7 juillet 2026
Home » Coutumes et traditions- Le Bendré: le tam-tam parleur et de l’information dans la société Moagha

Béndré : le tam-tam, maître de la parole et gardien de l’information dans la société moaga

Dans l’imaginaire collectif, le Béndré est souvent perçu comme un simple instrument de musique, un tam-tam utilisé lors des cérémonies et des rassemblements traditionnels. Pourtant, dans la philosophie moaga, le Béndré dépasse largement le cadre musical. Il est une véritable institution de la parole, de la communication et de la transmission du savoir.

Le Béndré est considéré comme un maître du langage. Détenteur de secrets liés à l’art oratoire et à la communication, il est reconnu comme un grand interprète et traducteur des messages sociaux et royaux. À travers sa voix particulière et ses rythmes codifiés, il parle au peuple, interpelle les consciences et transmet des informations essentielles à la communauté.

Dans la cosmogonie moaga, le Béndré est assimilé à un Nîfri, c’est-à-dire un œil. Cette symbolique n’est pas anodine : le Béndré voit, annonce, informe et veille. Sa conception même renvoie à cette image de vigilance et d’observation. Dans les palais royaux, c’est lui qui annonce l’arrivée ou la sortie du roi. Il accompagne le souverain, le réveille et demeure à proximité du pouvoir traditionnel. Ainsi, la sagesse populaire enseigne :
« zek zek n paam naaba, sãnd beoog nek naaba, n ko-ng naab n zi ne zãndè »
(Béndré doit suivre le roi, le réveiller et l’attendre sous le hangar.)

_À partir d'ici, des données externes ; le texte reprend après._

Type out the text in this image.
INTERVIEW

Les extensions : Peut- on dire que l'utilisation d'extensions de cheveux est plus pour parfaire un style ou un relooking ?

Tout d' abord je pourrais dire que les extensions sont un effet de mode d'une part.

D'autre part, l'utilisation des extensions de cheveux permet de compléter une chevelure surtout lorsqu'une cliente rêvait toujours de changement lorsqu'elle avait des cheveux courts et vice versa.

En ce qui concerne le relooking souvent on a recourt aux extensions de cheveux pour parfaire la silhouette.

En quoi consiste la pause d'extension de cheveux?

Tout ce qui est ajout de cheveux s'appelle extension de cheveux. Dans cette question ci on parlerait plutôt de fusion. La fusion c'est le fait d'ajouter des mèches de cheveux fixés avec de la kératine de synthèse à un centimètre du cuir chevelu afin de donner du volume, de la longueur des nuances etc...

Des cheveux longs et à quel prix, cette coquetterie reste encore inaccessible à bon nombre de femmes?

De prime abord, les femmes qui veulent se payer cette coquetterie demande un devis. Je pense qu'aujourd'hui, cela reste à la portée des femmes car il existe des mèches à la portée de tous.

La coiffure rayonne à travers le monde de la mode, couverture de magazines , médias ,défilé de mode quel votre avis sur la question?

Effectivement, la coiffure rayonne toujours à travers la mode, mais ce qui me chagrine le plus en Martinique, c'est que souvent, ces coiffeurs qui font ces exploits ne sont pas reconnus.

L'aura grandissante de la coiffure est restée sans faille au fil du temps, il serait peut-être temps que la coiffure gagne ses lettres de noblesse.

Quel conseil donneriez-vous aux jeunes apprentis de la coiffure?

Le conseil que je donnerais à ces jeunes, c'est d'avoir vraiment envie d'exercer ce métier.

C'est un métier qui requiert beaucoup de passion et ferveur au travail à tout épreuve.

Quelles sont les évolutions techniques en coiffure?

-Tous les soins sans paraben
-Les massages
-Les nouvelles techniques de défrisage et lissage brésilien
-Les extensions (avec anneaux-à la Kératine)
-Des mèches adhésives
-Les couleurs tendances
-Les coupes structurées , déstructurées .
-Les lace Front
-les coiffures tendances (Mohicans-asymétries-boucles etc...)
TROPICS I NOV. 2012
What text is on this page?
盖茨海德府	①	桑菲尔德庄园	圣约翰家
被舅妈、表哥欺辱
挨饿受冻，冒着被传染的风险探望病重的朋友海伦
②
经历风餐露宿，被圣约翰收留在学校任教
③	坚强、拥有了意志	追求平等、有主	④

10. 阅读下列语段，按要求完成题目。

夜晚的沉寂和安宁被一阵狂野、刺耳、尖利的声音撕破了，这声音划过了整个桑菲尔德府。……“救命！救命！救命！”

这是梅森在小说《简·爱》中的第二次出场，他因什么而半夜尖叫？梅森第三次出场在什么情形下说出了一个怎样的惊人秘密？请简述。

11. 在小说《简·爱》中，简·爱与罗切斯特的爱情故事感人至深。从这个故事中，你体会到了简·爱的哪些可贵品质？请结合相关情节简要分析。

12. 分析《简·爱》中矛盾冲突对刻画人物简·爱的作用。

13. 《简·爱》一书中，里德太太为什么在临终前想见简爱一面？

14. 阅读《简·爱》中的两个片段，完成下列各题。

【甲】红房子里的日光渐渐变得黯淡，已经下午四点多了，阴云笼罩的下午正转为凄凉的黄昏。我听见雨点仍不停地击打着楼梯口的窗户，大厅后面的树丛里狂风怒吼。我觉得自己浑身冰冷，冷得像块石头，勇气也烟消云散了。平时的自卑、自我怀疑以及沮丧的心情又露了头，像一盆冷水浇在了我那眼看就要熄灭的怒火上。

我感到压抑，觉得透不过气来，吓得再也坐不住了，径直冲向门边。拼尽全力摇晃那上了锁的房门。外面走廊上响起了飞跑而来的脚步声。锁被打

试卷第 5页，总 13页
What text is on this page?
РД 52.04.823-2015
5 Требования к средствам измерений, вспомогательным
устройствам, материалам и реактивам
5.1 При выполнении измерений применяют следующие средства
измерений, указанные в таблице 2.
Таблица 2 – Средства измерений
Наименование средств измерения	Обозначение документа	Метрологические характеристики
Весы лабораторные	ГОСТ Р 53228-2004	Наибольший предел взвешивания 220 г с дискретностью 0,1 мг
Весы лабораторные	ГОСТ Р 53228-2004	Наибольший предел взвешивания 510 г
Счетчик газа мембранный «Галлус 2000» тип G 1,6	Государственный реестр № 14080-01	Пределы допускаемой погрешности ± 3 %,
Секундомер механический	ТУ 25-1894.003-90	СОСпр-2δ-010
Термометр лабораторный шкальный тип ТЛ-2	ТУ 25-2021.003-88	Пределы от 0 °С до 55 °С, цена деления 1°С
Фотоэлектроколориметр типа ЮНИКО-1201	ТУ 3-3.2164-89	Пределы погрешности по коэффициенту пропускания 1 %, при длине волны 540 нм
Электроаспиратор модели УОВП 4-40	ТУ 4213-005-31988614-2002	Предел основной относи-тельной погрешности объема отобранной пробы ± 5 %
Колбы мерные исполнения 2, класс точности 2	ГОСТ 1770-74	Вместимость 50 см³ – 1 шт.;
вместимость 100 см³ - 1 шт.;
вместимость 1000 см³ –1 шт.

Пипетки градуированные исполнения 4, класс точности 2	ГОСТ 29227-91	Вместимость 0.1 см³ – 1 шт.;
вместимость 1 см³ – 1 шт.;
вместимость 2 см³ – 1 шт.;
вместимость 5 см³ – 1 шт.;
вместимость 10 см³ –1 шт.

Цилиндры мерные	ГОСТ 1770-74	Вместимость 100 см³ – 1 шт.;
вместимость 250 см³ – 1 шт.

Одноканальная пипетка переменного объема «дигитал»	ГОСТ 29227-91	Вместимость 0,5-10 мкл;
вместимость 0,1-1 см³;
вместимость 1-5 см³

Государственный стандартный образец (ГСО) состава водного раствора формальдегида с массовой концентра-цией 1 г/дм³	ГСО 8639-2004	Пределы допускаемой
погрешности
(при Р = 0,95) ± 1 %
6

Le Béndré joue également un rôle fondamental dans la mémoire historique. C’est grâce à lui que les populations parviennent à dater les règnes des différents rois, en comptabilisant les grandes sorties et événements marquants du royaume. Il constitue ainsi une véritable archive vivante de l’histoire moaga.
Mais son rôle ne s’arrête pas là. Le Béndré est aussi un puissant outil de mobilisation sociale. Dans les combats comme dans les travaux communautaires, il motive, encourage et galvanise les hommes. Les anciens disent :
«
Dans la technologie traditionnelle africaine, le Béndré apparaît alors comme un véritable outil technique de communication. Bien avant les médias modernes, il servait déjà à diffuser l’information, à prévenir les populations, à transmettre des messages codés et même à corriger discrètement les comportements sociaux. En effet, lorsqu’une personne commet une erreur en public, le Béndré peut l’interpeller subtilement afin de lui faire comprendre sa faute sans l’humilier devant la communauté.

Le Béndré est donc bien plus qu’un instrument : il est mémoire, langage, médiation, diplomatie et intelligence sociale. Il incarne la profondeur de la civilisation moaga et rappelle que, dans les traditions africaines, la communication ne se limite pas aux mots, mais s’exprime aussi par le rythme, le symbole et la sagesse collective.
Les Yoùumba, gardiens du Béndré, sont également les gardiens de l’histoire et des faits historiques ayant marqué les communautés. À travers leurs récits, leurs rythmes et leur transmission orale, ils conservent la mémoire des lignages, des royaumes, des alliances, des conflits et des grands événements qui ont façonné la société moaga.

Respect à tous les Yoùumba, gardiens de cet héritage culturel précieux.